Ways to lower your payments

Struggling to pay your student loan debt while still trying to make ends meet can be difficult. If you’re in this situation, keep in mind you have other options. Instead of falling victim to fraudsters, learn about the real ways you can ease the burden of student loan debt.

1. Public Service Loan Forgiveness

This program is still fairly new – it was launched in 2007 and the first round of eligible borrowers applied in 2017. If you work for an eligible employer and make qualifying payments for 10 years, you can apply for PSLF and your loans may get forgiven.

2. Teacher Loan Forgiveness

While teachers may qualify for PSLF, there’s also a separate program just for them. The Teacher Loan Forgiveness program is available to teachers who have been working for at least five years at a qualifying agency or low-income school. You could qualify for $5,000 or $17,500 in student loan forgiveness depending on the subject you teach.

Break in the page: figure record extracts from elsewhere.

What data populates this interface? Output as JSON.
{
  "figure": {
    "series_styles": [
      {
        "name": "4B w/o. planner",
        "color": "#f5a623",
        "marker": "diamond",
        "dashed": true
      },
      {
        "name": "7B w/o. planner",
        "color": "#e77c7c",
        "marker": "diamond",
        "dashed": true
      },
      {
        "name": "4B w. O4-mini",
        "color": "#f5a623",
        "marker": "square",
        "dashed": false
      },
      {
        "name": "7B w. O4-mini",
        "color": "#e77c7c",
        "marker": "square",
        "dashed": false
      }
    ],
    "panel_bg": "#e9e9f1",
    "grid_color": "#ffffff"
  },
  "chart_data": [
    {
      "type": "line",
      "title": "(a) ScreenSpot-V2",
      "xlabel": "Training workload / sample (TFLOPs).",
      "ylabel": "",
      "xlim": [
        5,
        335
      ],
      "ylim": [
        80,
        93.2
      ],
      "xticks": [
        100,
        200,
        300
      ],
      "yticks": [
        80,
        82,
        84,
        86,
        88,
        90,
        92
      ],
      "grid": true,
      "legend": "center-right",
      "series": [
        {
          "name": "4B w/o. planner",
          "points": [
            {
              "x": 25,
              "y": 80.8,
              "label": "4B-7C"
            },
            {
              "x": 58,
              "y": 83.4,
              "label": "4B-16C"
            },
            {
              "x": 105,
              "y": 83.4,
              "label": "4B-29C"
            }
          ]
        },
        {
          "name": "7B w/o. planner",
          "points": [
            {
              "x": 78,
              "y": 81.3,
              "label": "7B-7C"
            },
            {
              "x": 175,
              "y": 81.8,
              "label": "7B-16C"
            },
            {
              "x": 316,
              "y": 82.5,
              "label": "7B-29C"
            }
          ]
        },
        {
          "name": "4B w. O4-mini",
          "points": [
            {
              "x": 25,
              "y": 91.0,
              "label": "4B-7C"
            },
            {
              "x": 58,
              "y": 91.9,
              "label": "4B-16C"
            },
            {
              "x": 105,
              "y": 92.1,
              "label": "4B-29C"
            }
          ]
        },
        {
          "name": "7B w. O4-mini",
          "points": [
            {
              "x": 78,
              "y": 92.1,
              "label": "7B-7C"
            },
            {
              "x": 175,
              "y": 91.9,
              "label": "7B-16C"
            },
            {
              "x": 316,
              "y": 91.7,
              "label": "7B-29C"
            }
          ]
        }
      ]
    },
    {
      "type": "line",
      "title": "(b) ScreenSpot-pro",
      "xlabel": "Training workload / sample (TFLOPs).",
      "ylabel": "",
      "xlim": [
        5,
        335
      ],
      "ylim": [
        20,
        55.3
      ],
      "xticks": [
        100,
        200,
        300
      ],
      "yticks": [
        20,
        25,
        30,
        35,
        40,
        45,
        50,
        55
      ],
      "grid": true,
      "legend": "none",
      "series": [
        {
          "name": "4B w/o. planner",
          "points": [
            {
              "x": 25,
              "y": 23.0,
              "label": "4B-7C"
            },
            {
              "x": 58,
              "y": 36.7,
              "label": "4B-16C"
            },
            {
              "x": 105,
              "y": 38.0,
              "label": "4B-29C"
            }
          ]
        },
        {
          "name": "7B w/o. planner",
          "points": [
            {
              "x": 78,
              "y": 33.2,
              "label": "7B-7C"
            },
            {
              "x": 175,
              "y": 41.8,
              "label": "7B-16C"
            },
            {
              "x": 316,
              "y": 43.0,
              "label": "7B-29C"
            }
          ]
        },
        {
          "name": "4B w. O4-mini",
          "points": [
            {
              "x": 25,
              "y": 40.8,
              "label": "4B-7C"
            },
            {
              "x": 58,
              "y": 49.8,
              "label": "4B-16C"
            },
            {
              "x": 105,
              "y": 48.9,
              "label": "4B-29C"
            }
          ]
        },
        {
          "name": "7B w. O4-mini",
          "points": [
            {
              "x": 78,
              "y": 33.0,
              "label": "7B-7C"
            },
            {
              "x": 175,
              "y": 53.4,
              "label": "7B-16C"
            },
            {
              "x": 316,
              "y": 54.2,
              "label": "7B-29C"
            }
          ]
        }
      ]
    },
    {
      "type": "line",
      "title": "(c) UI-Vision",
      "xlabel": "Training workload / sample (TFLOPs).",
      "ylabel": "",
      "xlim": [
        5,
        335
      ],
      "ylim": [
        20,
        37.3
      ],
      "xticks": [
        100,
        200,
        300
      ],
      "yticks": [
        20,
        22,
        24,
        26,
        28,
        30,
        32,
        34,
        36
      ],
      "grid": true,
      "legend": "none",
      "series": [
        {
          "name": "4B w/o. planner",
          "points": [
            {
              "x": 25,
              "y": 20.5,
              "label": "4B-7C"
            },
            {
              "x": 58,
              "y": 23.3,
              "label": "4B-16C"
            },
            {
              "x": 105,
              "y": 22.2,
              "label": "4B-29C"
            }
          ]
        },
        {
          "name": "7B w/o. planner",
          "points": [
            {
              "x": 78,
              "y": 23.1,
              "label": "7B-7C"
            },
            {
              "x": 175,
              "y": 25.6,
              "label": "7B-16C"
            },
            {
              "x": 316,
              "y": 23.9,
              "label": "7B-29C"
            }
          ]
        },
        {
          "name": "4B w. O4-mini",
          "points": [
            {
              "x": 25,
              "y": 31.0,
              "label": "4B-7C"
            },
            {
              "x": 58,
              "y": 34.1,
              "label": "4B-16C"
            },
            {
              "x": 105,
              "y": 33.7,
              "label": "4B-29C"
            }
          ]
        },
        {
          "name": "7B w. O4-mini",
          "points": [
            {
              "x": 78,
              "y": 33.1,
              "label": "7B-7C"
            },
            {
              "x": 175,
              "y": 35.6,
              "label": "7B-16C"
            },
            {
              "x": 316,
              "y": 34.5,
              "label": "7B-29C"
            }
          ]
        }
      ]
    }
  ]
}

3. Income-driven repayment (IDR) plans

There are four IDR programs designed to help you pay your loans in a way that best fits your finances and family size, including:

  • Income-Based Repayment (IBR)
  • Income-Contingent Repayment (ICR)
  • Pay As You Earn (PAYE)
  • Revised Pay As You Earn (REPAYE)

All these programs can help you set up monthly payments that are affordable and based on your discretionary income — usually around 10% to 20%. You’ll make payments for either 20 or 25 years, depending on your plan, and after that the remaining balance is forgiven.

4. Direct Consolidation Loans

If you have many different federal student loans that you make payments on every month, you might be a little overwhelmed. Multiple loans with different interest rates and payment amounts can be confusing to manage.

That’s where a Direct Consolidation Loan comes in. This is a Direct Loan offered by the federal government that combines all your loans into one consolidated payment. The interest rate is determined by the weighted average of all your current interest rates, and rounded up to the nearest one-eighth percent. You’ll have one monthly payment rather than many, which can help you avoid missing payments and possibly going into default.

5. Refinancing

Many private lenders offer student loan refinancing. Whether you have a mix of federal and private loans or just one type, you have the option to refinance. Through refinancing, a new loan is taken out to pay off your existing student loans. Your new loan comes with an interest rate based on your credit score and income, and borrowers with excellent credit may be able to lower their interest rate significantly.

But not all lenders offer the same rates and repayment plans. Use Purefy’s rate comparison tool to find the best option for you.

How to report a student loan scam

If you’ve been targeted by a potential student loan scammer, you have a few different ways to report it, including:

  • Contact the CFPB. The Consumer Financial Protection Bureau urges you to submit a complaint about possible fraud. This could get the company shut down, which means they won’t be able to continue scamming others.
  • File with the FTC. The Federal Trade Commission also has a way for you to submit complaints if you’ve been targeted for fraud or abuse.
  • Reach out to your Attorney General. If you know the company trying to scam you is based in your state, get local help through your AG.

Remember to keep your personal information secure and never hand it over to companies in return for the promise of student debt relief. If you encounter scammers, don’t stay silent — report them so they won’t be able to continue their fraudulent behavior.